The idea of writing six Pomp and Circumstance Marches, Op. 39 came soon after the success of his Imperial March (1896), performed at Queen Victoria’s Diamond Jubilee on June 22nd, 1897. The first four were published between 1901 and 1907, when Elgar was about forty, the fifth in 1930, a few years before his death. The sixth is unfinished, it was composed posthumously from composer’s sketches of Elgar’s best-known works, and was printed in 1956 and in 2005-2006. This undoubtedly leads to a different interpretation of the number of his ceremonial marches – are they five or six? Elgar’s idea was that they should be seen as a suite rather than a collection of individual works. This can be traced in their mood – glittering heroism in the first and fourth, contrasting with the subdued brightness of the other three. Most famous among them is the first, Land of Hope and Glory, which became the unofficial second national anthem in the British Empire. The composer borrowed its title from Shakespeare’s Othello.
It was drafted on 3 June 1901 and completed in July, one month before the second one. His friends contemporaries recount that his central melody was an earlier one; as early as May he had submitted his “devilish pretty popular tune.” The first and second marches were sent for publication in August, and the first was premiered on October 19th, 1901 by the Liverpool orchestra. A few days later it was also performed in London with Henry Wood conducting.

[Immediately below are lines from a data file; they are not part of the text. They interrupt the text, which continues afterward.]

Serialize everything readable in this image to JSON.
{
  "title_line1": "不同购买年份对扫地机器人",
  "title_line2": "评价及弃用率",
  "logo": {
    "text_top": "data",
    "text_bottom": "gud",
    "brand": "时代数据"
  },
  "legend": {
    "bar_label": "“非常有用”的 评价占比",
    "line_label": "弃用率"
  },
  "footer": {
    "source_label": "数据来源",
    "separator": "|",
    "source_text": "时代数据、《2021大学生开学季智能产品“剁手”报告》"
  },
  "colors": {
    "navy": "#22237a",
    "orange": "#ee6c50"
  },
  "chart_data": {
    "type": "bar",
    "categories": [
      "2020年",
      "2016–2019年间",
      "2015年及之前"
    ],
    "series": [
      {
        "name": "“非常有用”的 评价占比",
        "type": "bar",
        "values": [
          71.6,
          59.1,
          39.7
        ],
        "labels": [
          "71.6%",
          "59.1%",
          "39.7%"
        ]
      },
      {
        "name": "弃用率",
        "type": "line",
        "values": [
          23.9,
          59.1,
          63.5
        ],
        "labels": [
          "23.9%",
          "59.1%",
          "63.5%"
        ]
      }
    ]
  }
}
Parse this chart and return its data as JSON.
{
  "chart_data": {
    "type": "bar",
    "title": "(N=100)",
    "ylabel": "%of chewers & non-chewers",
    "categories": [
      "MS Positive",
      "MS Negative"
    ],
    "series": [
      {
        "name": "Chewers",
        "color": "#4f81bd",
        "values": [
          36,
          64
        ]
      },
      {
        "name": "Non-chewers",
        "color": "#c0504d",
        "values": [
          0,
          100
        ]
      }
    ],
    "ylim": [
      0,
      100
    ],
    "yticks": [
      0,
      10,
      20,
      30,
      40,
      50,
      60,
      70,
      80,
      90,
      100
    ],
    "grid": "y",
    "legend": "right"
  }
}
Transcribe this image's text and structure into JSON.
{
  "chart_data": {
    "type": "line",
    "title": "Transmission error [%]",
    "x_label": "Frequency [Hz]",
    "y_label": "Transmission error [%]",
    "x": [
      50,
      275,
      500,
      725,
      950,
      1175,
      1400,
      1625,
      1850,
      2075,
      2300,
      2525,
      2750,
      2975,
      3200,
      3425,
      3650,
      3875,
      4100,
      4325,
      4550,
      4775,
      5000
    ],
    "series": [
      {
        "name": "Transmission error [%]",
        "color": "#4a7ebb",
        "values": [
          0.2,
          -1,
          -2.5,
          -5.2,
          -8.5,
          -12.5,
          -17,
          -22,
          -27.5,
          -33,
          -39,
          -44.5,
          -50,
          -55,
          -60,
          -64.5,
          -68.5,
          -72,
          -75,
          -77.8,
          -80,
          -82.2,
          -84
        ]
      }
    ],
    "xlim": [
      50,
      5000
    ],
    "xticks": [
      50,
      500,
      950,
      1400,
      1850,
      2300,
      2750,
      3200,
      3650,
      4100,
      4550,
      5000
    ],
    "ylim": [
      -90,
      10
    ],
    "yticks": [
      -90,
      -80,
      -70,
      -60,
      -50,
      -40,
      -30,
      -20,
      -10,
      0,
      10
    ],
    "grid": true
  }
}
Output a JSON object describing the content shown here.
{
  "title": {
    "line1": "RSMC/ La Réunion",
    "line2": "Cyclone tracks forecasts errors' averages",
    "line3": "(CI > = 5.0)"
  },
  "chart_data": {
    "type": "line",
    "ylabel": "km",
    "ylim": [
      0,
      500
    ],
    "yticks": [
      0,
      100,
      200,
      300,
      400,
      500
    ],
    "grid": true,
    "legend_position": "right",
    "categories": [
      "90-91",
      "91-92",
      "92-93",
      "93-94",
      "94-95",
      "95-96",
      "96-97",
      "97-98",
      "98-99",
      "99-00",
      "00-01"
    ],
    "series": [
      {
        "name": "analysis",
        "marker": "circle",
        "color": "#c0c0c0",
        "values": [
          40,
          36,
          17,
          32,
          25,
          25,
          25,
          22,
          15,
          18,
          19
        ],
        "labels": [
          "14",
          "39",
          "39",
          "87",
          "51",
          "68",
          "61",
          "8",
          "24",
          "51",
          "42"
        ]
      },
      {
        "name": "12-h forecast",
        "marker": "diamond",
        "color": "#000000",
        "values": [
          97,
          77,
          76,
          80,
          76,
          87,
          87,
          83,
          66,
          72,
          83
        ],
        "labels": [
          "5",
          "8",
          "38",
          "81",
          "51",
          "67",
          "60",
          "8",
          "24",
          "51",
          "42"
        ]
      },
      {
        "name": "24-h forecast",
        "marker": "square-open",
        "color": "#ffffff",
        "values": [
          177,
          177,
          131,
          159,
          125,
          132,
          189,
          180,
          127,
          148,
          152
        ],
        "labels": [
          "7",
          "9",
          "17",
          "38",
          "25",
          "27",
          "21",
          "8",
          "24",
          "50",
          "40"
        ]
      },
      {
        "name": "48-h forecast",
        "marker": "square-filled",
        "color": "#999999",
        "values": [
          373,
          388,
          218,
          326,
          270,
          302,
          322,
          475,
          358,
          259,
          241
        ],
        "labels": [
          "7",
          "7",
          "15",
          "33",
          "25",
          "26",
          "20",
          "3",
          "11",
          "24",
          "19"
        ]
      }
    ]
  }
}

The result was sensational, the march was received with ovations, the audience was on its feet and they had to repeat the work, but again the audience did not allow the concert to go ahead and it was then performed a third time.
“Boosey” published the March in 1902. Years later, on May 2nd, 1924 it was included in Elgar’s first broadcast for the BBC, played by the Orchestra of the Royal Philharmonic Society in Westminster Hall, which is still used today for large public ceremonial events.
Arthur Christopher Benson, with whom the composer worked, wrote the text to the march tune and it is often performed in a version with a choir.